James Madison Papers

To James Madison from Jonathan Russell, 13 September 1813

From Jonathan Russell

Mendon (Mass) 13th Sep 1813


I have the honor to present to you my brother in law Mr. Philip Ammidon of Boston.1 He has requested of me this introduction that he might have an opportunity of soliciting in person the appointment of consul at Macao.

This Island, at the entrance of the Tygress, is, by the permission of the Chinese government, in the possession & qualifiedly under the authority, of the Portuguese. It is believed that, in existing circumstances, much of our commerce with Canton must indirectly pass through this channel & that a consul of the United States accredited by the Portuguese authorities there, may greatly facilitate this intercourse and afford protection to many of our seafaring citizens who may seek an asylum from the enemy in that distant region. The Consul at Canton, from his local situation & the nature of his appointment, it is believed, cannot so effectually promote these objects as an agent, on the spot, empowered to negociate directly with the Portuguese government there. As an appointment of this kind, apparently may do good & cannot do harm, and as it is not attended with any expense to this country, I have persuaded myself that it may not be considered entirely inexpedient by you. In this persuasion I have yielded to the wishes of Mr Ammidon and I can with much confidence recommend him as a person well qualified to discharge the duties of the trust which he seeks. The relation however in which I domestically stand to him forbids me to urge my testimony in his favor and I have no doubt he will be able to present you with the most satisfactory evidence of others to establish his personal competency & fitness for the office. I am Sir with very great respect Your faithful & Obedient Servant

Jona Russell

RC (DNA: RG 59, ML); FC (RPB-JH: Russell Papers).

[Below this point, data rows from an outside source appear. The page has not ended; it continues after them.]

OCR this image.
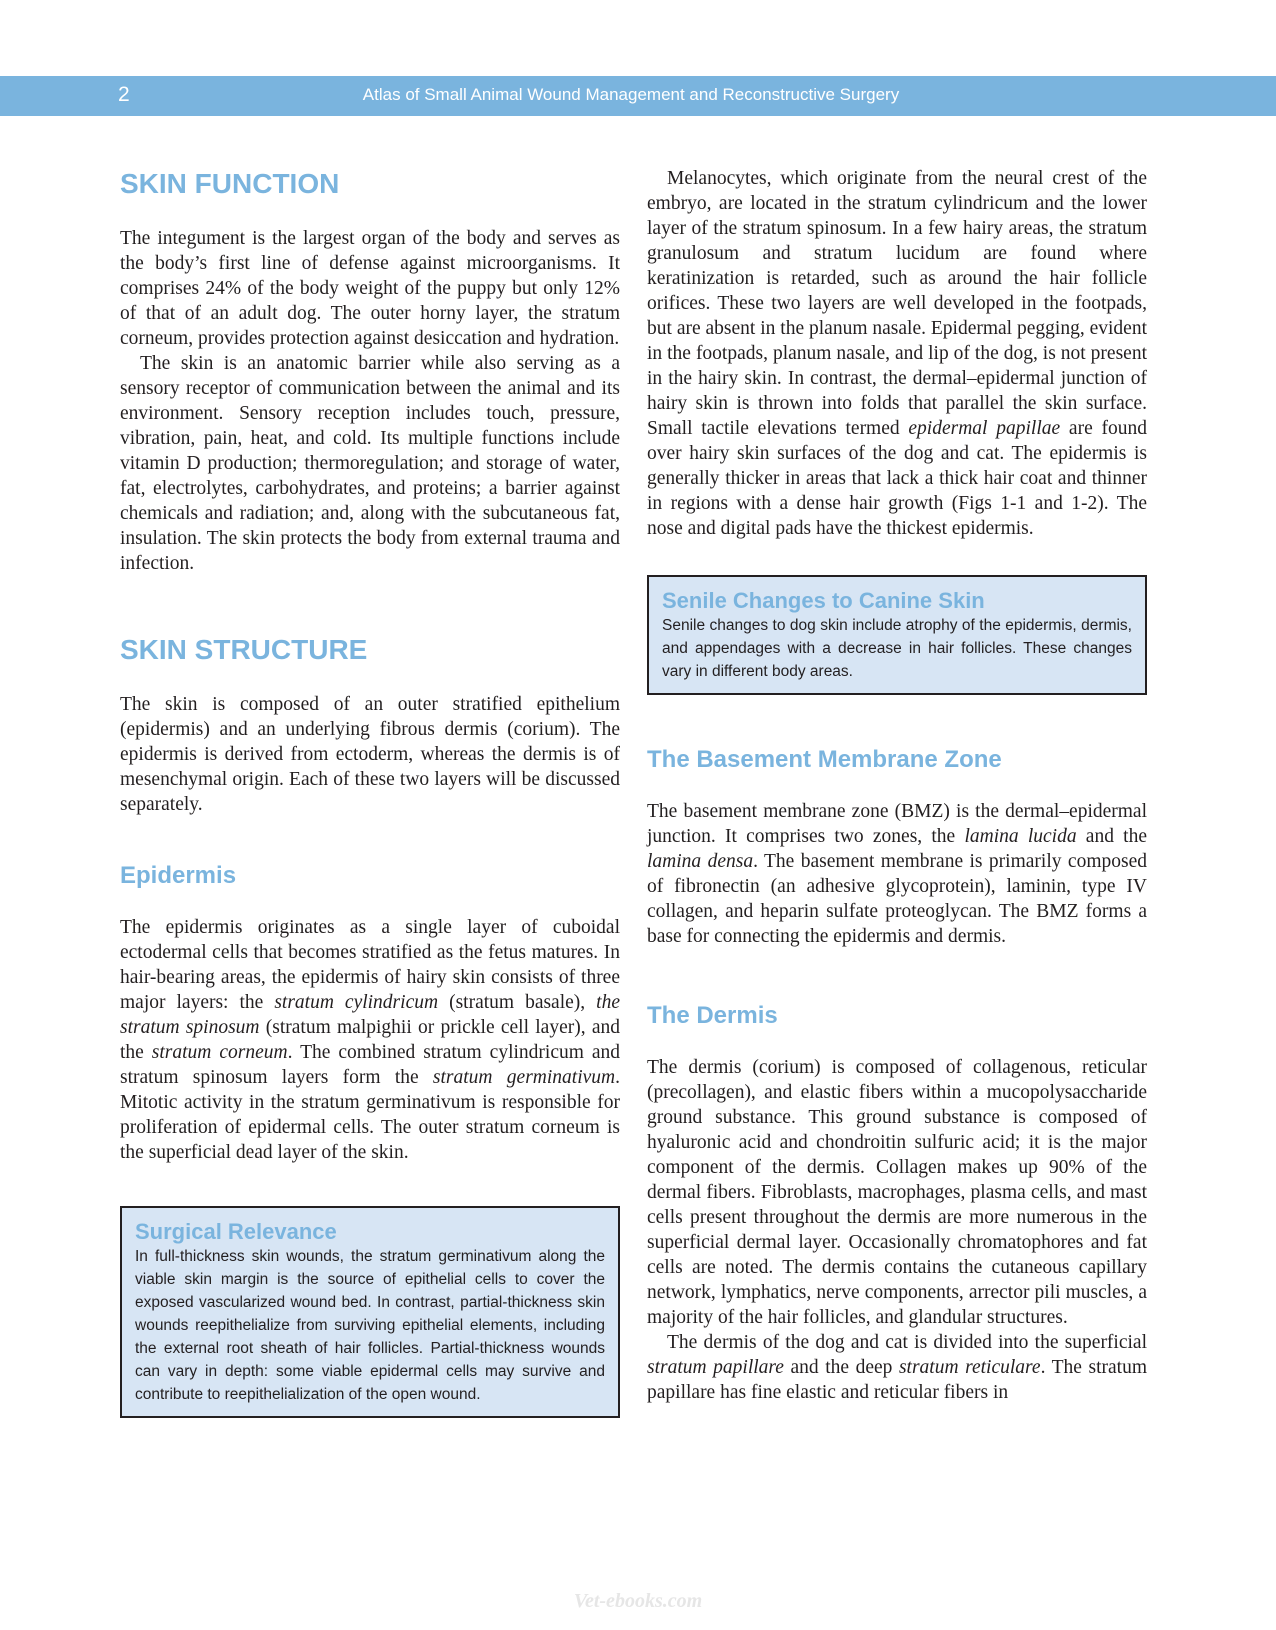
2	Atlas of Small Animal Wound Management and Reconstructive Surgery
SKIN FUNCTION

The integument is the largest organ of the body and serves as the body’s first line of defense against microorganisms. It comprises 24% of the body weight of the puppy but only 12% of that of an adult dog. The outer horny layer, the stratum corneum, provides protection against desiccation and hydration.

The skin is an anatomic barrier while also serving as a sensory receptor of communication between the animal and its environment. Sensory reception includes touch, pressure, vibration, pain, heat, and cold. Its multiple functions include vitamin D production; thermoregulation; and storage of water, fat, electrolytes, carbohydrates, and proteins; a barrier against chemicals and radiation; and, along with the subcutaneous fat, insulation. The skin protects the body from external trauma and infection.

SKIN STRUCTURE

The skin is composed of an outer stratified epithelium (epidermis) and an underlying fibrous dermis (corium). The epidermis is derived from ectoderm, whereas the dermis is of mesenchymal origin. Each of these two layers will be discussed separately.

Epidermis

The epidermis originates as a single layer of cuboidal ectodermal cells that becomes stratified as the fetus matures. In hair-bearing areas, the epidermis of hairy skin consists of three major layers: the stratum cylindricum (stratum basale), the stratum spinosum (stratum malpighii or prickle cell layer), and the stratum corneum. The combined stratum cylindricum and stratum spinosum layers form the stratum germinativum. Mitotic activity in the stratum germinativum is responsible for proliferation of epidermal cells. The outer stratum corneum is the superficial dead layer of the skin.

Surgical Relevance
In full-thickness skin wounds, the stratum germinativum along the viable skin margin is the source of epithelial cells to cover the exposed vascularized wound bed. In contrast, partial-thickness skin wounds reepithelialize from surviving epithelial elements, including the external root sheath of hair follicles. Partial-thickness wounds can vary in depth: some viable epidermal cells may survive and contribute to reepithelialization of the open wound.

Melanocytes, which originate from the neural crest of the embryo, are located in the stratum cylindricum and the lower layer of the stratum spinosum. In a few hairy areas, the stratum granulosum and stratum lucidum are found where keratinization is retarded, such as around the hair follicle orifices. These two layers are well developed in the footpads, but are absent in the planum nasale. Epidermal pegging, evident in the footpads, planum nasale, and lip of the dog, is not present in the hairy skin. In contrast, the dermal–epidermal junction of hairy skin is thrown into folds that parallel the skin surface. Small tactile elevations termed epidermal papillae are found over hairy skin surfaces of the dog and cat. The epidermis is generally thicker in areas that lack a thick hair coat and thinner in regions with a dense hair growth (Figs 1-1 and 1-2). The nose and digital pads have the thickest epidermis.

Senile Changes to Canine Skin
Senile changes to dog skin include atrophy of the epidermis, dermis, and appendages with a decrease in hair follicles. These changes vary in different body areas.
The Basement Membrane Zone

The basement membrane zone (BMZ) is the dermal–epidermal junction. It comprises two zones, the lamina lucida and the lamina densa. The basement membrane is primarily composed of fibronectin (an adhesive glycoprotein), laminin, type IV collagen, and heparin sulfate proteoglycan. The BMZ forms a base for connecting the epidermis and dermis.

The Dermis

The dermis (corium) is composed of collagenous, reticular (precollagen), and elastic fibers within a mucopolysaccharide ground substance. This ground substance is composed of hyaluronic acid and chondroitin sulfuric acid; it is the major component of the dermis. Collagen makes up 90% of the dermal fibers. Fibroblasts, macrophages, plasma cells, and mast cells present throughout the dermis are more numerous in the superficial dermal layer. Occasionally chromatophores and fat cells are noted. The dermis contains the cutaneous capillary network, lymphatics, nerve components, arrector pili muscles, a majority of the hair follicles, and glandular structures.

The dermis of the dog and cat is divided into the superficial stratum papillare and the deep stratum reticulare. The stratum papillare has fine elastic and reticular fibers in

Vet-ebooks.com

1Philip Ammidon, a longtime agent for the firm of Brown & Ives in Canton, had also been involved in the opium trade there since before the War of 1812. He returned to China in 1814, and in 1824 joined Samuel Russell (no relation to Jonathan Russell) to form Russell & Co., which by 1827 was probably the primary American opium dealer in Canton (Jacques M. Downs, The Golden Ghetto: The American Commercial Community at Canton and the Shaping of American China Policy, 1784–1844 [Bethlehem, Pa., 1997], 124–27, 162, 413 n. 23). Ammidon’s application for a consulship at Macao was unsuccessful.